Here’s what to expect:
Q3 Expectations: A Better Quarter Than Q2
Analyst consensus, as reported by Yahoo! Finance, looks for earnings of $11.30 a share, up more than 11 percent from a year ago. Analysts also expect revenues to add 6.8 percent growth to $35.3 billion.
Growth on the top line would mark a reversal from what Alphabet reported for the second quarter, when the company logged a revenue decline of a bit more than 2 percent year on year to $38.3 billion.
All eyes this time around will be on Alphabet’s advertising revenues, which were down to $29.9 billion in the latest period versus $32.5 billion in the same period last year. That’s the first time ad revenues declined year over year in the firm’s history.
However, management has said that search activity has been returning to encompass more “commercial activity” and with more spending by advertisers, according to CFO Ruth Porat.
As the U.S. unemployment rate improved a bit heading into the fall and business reopenings continued, it might be that some of Alphabet’s commercial business picked up in Q3 and could continue to do so this month as well.

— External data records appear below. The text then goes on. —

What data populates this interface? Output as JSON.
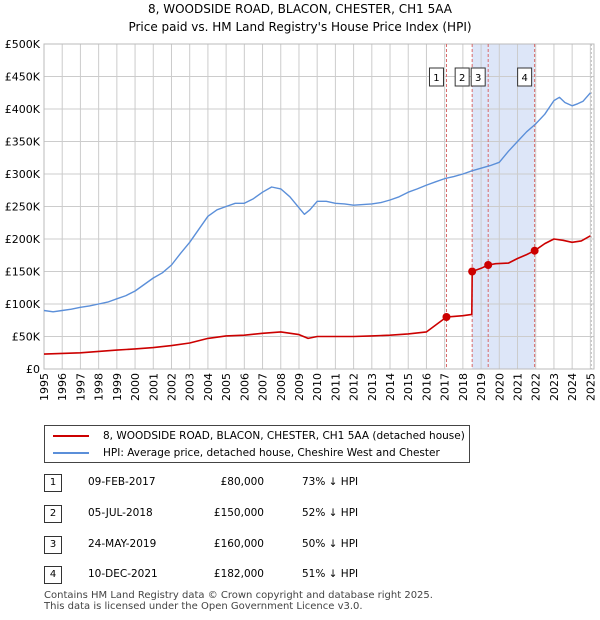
{
  "title_line1": "8, WOODSIDE ROAD, BLACON, CHESTER, CH1 5AA",
  "title_line2": "Price paid vs. HM Land Registry's House Price Index (HPI)",
  "colors": {
    "property": "#cc0000",
    "hpi": "#5b8fd9",
    "highlight": "#dde6f8",
    "marker_line": "#d86a6a",
    "grid": "#cccccc"
  },
  "chart_data": {
    "type": "line",
    "title": "8, WOODSIDE ROAD, BLACON, CHESTER, CH1 5AA — Price paid vs. HM Land Registry's House Price Index (HPI)",
    "xlim": [
      1995,
      2025.2
    ],
    "ylim": [
      0,
      500000
    ],
    "y_ticks": [
      0,
      50000,
      100000,
      150000,
      200000,
      250000,
      300000,
      350000,
      400000,
      450000,
      500000
    ],
    "y_tick_labels": [
      "£0",
      "£50K",
      "£100K",
      "£150K",
      "£200K",
      "£250K",
      "£300K",
      "£350K",
      "£400K",
      "£450K",
      "£500K"
    ],
    "x_ticks": [
      1995,
      1996,
      1997,
      1998,
      1999,
      2000,
      2001,
      2002,
      2003,
      2004,
      2005,
      2006,
      2007,
      2008,
      2009,
      2010,
      2011,
      2012,
      2013,
      2014,
      2015,
      2016,
      2017,
      2018,
      2019,
      2020,
      2021,
      2022,
      2023,
      2024,
      2025
    ],
    "x_tick_labels": [
      "1995",
      "1996",
      "1997",
      "1998",
      "1999",
      "2000",
      "2001",
      "2002",
      "2003",
      "2004",
      "2005",
      "2006",
      "2007",
      "2008",
      "2009",
      "2010",
      "2011",
      "2012",
      "2013",
      "2014",
      "2015",
      "2016",
      "2017",
      "2018",
      "2019",
      "2020",
      "2021",
      "2022",
      "2023",
      "2024",
      "2025"
    ],
    "highlight_ranges": [
      [
        2018.51,
        2019.39
      ],
      [
        2019.39,
        2021.94
      ]
    ],
    "hpi_series": {
      "name": "HPI: Average price, detached house, Cheshire West and Chester",
      "x": [
        1995.0,
        1995.5,
        1996.0,
        1996.5,
        1997.0,
        1997.5,
        1998.0,
        1998.5,
        1999.0,
        1999.5,
        2000.0,
        2000.5,
        2001.0,
        2001.5,
        2002.0,
        2002.5,
        2003.0,
        2003.5,
        2004.0,
        2004.5,
        2005.0,
        2005.5,
        2006.0,
        2006.5,
        2007.0,
        2007.5,
        2008.0,
        2008.5,
        2009.0,
        2009.3,
        2009.6,
        2010.0,
        2010.5,
        2011.0,
        2011.5,
        2012.0,
        2012.5,
        2013.0,
        2013.5,
        2014.0,
        2014.5,
        2015.0,
        2015.5,
        2016.0,
        2016.5,
        2017.0,
        2017.5,
        2018.0,
        2018.5,
        2019.0,
        2019.5,
        2020.0,
        2020.5,
        2021.0,
        2021.5,
        2022.0,
        2022.5,
        2023.0,
        2023.3,
        2023.6,
        2024.0,
        2024.3,
        2024.6,
        2025.0
      ],
      "values": [
        90000,
        88000,
        90000,
        92000,
        95000,
        97000,
        100000,
        103000,
        108000,
        113000,
        120000,
        130000,
        140000,
        148000,
        160000,
        178000,
        195000,
        215000,
        235000,
        245000,
        250000,
        255000,
        255000,
        262000,
        272000,
        280000,
        277000,
        265000,
        248000,
        238000,
        245000,
        258000,
        258000,
        255000,
        254000,
        252000,
        253000,
        254000,
        256000,
        260000,
        265000,
        272000,
        277000,
        283000,
        288000,
        293000,
        296000,
        300000,
        305000,
        309000,
        313000,
        318000,
        335000,
        350000,
        365000,
        377000,
        392000,
        413000,
        418000,
        410000,
        405000,
        408000,
        412000,
        425000
      ]
    },
    "property_series": {
      "name": "8, WOODSIDE ROAD, BLACON, CHESTER, CH1 5AA (detached house)",
      "x": [
        1995.0,
        1996.0,
        1997.0,
        1998.0,
        1999.0,
        2000.0,
        2001.0,
        2002.0,
        2003.0,
        2004.0,
        2005.0,
        2006.0,
        2007.0,
        2008.0,
        2009.0,
        2009.5,
        2010.0,
        2011.0,
        2012.0,
        2013.0,
        2014.0,
        2015.0,
        2016.0,
        2017.1,
        2017.5,
        2018.0,
        2018.49,
        2018.51,
        2019.0,
        2019.39,
        2019.8,
        2020.5,
        2021.0,
        2021.5,
        2021.94,
        2022.5,
        2023.0,
        2023.5,
        2024.0,
        2024.5,
        2025.0
      ],
      "values": [
        23000,
        24000,
        25000,
        27000,
        29000,
        31000,
        33000,
        36000,
        40000,
        47000,
        51000,
        52000,
        55000,
        57000,
        53000,
        47000,
        50000,
        50000,
        50000,
        51000,
        52000,
        54000,
        57000,
        80000,
        81000,
        82000,
        84000,
        150000,
        155000,
        160000,
        162000,
        163000,
        170000,
        176000,
        182000,
        193000,
        200000,
        198000,
        195000,
        197000,
        205000
      ]
    },
    "sales": [
      {
        "id": "1",
        "x": 2017.1,
        "price": 80000
      },
      {
        "id": "2",
        "x": 2018.51,
        "price": 150000
      },
      {
        "id": "3",
        "x": 2019.39,
        "price": 160000
      },
      {
        "id": "4",
        "x": 2021.94,
        "price": 182000
      }
    ]
  },
  "legend": {
    "property_label": "8, WOODSIDE ROAD, BLACON, CHESTER, CH1 5AA (detached house)",
    "hpi_label": "HPI: Average price, detached house, Cheshire West and Chester"
  },
  "transactions": [
    {
      "num": "1",
      "date": "09-FEB-2017",
      "price": "£80,000",
      "hpi": "73% ↓ HPI"
    },
    {
      "num": "2",
      "date": "05-JUL-2018",
      "price": "£150,000",
      "hpi": "52% ↓ HPI"
    },
    {
      "num": "3",
      "date": "24-MAY-2019",
      "price": "£160,000",
      "hpi": "50% ↓ HPI"
    },
    {
      "num": "4",
      "date": "10-DEC-2021",
      "price": "£182,000",
      "hpi": "51% ↓ HPI"
    }
  ],
  "footer_line1": "Contains HM Land Registry data © Crown copyright and database right 2025.",
  "footer_line2": "This data is licensed under the Open Government Licence v3.0."
}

Drilling down into the numbers elsewhere, there were other pockets of strength in Q2 that look set to continue and perhaps even accelerate their growth.
For instance, Alphabet’s Q2 YouTube revenues surged 5.8 percent to $3.8 billion amid the great digital shift that has become a hallmark of life lived indoors. And Alphabet’s “Other” revenues segment – driven in part by Google Play – rose 26 percent in Q2 to $5.1 billion. However, Google Play and the company’s app store ecosystem will likely get some scrutiny, especially surrounding commissions.
It will also be important to take stock of Alphabet’s cloud segment, where revenues rose 42 percent in Q2 to $3 billion. We wonder if SAP’s mixed report this week – and its commentary that commercial embrace of the cloud is seeing headwinds among the economic and pandemic – will hit this segment for Alphabet, too.
Meanwhile, the “Other Bets” segment, which includes some more advanced tech like life sciences and the Waymo self-driving car business, saw revenue fall 8.6 percent in Q2 to $148 million.
Recent News: Justice Department Lawsuit
We’re likely to get at least some general commentary (perhaps scripted) on the antitrust suit and how Alphabet views the matter.
Blog posts from the company have argued that people use Google because they choose to, not because they have to – countering regulators’ claims that the firm is a monopoly. Of course, there is any number of ways the legal battle might play out, likely over a period of years.
Thursday’s earnings call with analysts isn’t likely to tip Google’s hand as to how it might battle an attempt to, say, break up the company or dismantle agreements. But expect analysts to try to tease at least some insight out of management.
Overall, expect Alphabet’s 3Q earnings to have puts and takes, with some insight into what’s happening amid the explosion in eCommerce, work-from-home setups and what lies ahead.